CM: Pessoalmente, tenho uma conexão profunda com a argila. Cresci passando os verões com minha avó na sua casa construida com adobe há 106 anos. Foi aí que tudo começou, foi o lugar onde tive uma liberdade total desde a minha infância. Muitos anos depois, quando já estava imerso no meu trabalho artístico e os métodos de construção começaram a ficar mais complexos com a introdução da tecnologia e de novos conceitos, surgiu um medo de perder tudo, e me perguntava: “Se me tirassem tudo, poderia continuar minha obra?” Essa sensação foi uma espécie de premonição, pois mais tarde chegou a pandemia.
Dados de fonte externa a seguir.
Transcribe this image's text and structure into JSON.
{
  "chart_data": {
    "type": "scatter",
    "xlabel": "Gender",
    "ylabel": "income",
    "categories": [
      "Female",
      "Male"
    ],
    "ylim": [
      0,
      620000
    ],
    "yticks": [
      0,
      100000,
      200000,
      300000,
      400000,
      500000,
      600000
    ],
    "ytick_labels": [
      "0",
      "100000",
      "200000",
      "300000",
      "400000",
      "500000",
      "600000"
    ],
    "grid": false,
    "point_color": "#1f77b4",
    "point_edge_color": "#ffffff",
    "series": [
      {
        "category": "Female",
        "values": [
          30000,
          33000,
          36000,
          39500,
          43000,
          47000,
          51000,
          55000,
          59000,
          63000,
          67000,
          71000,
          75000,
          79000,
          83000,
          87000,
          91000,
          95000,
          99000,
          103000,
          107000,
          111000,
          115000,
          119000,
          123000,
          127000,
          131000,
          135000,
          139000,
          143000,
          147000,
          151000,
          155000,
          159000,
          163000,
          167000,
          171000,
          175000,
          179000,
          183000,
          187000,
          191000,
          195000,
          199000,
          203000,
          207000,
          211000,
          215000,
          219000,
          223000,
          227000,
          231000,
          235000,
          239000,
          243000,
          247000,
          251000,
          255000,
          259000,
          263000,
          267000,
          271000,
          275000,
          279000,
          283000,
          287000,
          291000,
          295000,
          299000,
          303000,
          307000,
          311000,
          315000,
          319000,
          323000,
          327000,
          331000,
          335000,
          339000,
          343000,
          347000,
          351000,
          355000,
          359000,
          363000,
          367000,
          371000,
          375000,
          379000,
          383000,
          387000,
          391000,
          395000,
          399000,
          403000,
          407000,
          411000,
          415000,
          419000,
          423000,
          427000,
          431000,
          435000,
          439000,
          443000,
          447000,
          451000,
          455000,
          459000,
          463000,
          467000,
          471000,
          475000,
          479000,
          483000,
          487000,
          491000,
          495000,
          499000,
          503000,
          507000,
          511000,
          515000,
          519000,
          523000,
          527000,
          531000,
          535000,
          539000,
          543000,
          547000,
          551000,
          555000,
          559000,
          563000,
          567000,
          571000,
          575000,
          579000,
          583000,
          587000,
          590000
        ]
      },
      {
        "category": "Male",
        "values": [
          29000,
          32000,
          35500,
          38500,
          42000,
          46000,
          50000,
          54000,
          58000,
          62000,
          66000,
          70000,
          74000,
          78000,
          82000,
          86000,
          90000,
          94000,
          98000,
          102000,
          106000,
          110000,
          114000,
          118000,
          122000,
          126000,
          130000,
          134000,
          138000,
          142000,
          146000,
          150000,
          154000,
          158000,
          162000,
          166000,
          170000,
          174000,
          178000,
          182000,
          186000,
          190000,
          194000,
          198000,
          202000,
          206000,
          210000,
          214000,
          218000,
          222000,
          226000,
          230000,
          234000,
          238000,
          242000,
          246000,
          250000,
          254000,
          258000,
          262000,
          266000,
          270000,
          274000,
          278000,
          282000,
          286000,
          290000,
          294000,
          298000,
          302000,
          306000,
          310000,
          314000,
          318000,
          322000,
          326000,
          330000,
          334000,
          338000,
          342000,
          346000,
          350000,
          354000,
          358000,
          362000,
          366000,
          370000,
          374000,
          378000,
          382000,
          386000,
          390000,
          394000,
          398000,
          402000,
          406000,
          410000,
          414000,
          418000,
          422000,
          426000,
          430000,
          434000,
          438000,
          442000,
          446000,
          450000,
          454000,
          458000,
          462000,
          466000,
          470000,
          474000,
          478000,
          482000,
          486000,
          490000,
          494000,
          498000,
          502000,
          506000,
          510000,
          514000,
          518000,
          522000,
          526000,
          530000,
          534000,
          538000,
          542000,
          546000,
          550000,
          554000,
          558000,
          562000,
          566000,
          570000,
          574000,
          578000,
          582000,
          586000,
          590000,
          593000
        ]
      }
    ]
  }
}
Foi nesse momento que me dei conta de que essa sensação de vulnerabilidade havia chegado para abrir caminhos em direção a novas possibilidades.

Foi nesse momento que surgiu uma espécie de autorreflexão, uma necessidade de explorar e de me reconectar com as minhas raízes. Queria voltar aos métodos de construção de meus antepassados, descobrir os rituais e resgatar a riqueza cultural com a qual buscava me reconectar. Daí nasceu todo uma série de obras em argila, uma jornada que começou há oito anos.

C&AL: Este ano será a primeira vez que o Panamá terá um pavilhão em Veneza, com quatro artistas que irão se concentrar em refletir o ápice da migração do Panamá. O que isso significa para você? O que pode nos dizer sobre a sua participação?

CM: Para mim, é uma honra participar desta edição da Bienal de Veneza junto a colegas e mestres cuja obra aprecio profundamente, Isabel de Obaldia, Brooke Alfaro e Giana de Dier. Minha obra aborda especificamente o Tampão de Darién e tudo o que acontece na fronteira entre o Panamá e a Colômbia. Concentra-se na ilusão de seu cruzamento e na complexidade implicada em atravessar uma das florestas mais perigosas do mundo.

Espejismos del Tapón, para a Bienal de Veneza, apresenta-se como uma poderosa manifestação artística que pretende capturar e tornar visíveis as intrincadas questões sociais e migratórias que caracterizam o Tampão de Darién. Com uma forma linear, semelhante a uma trilha, a pintura evoca a dureza do caminho, simbolizando a resistência necessária para superar os obstáculos enfrentados por quem se aventura em busca de um futuro melhor.

A 60ª Bienal de Veneza será inaugurada no dia 20 de abril de 2024 em Veneza, Itália.

Cisco Merel (1981) vive e trabalha na Cidade do Panamá, Panamá. A produção artística de Cisco Merel baseia-se em uma rigorosa pesquisa formal e espacial na qual geometria, cor, espaço, abstração, abstração e cor, espaço, abstração e fenômenos visuais e sensoriais.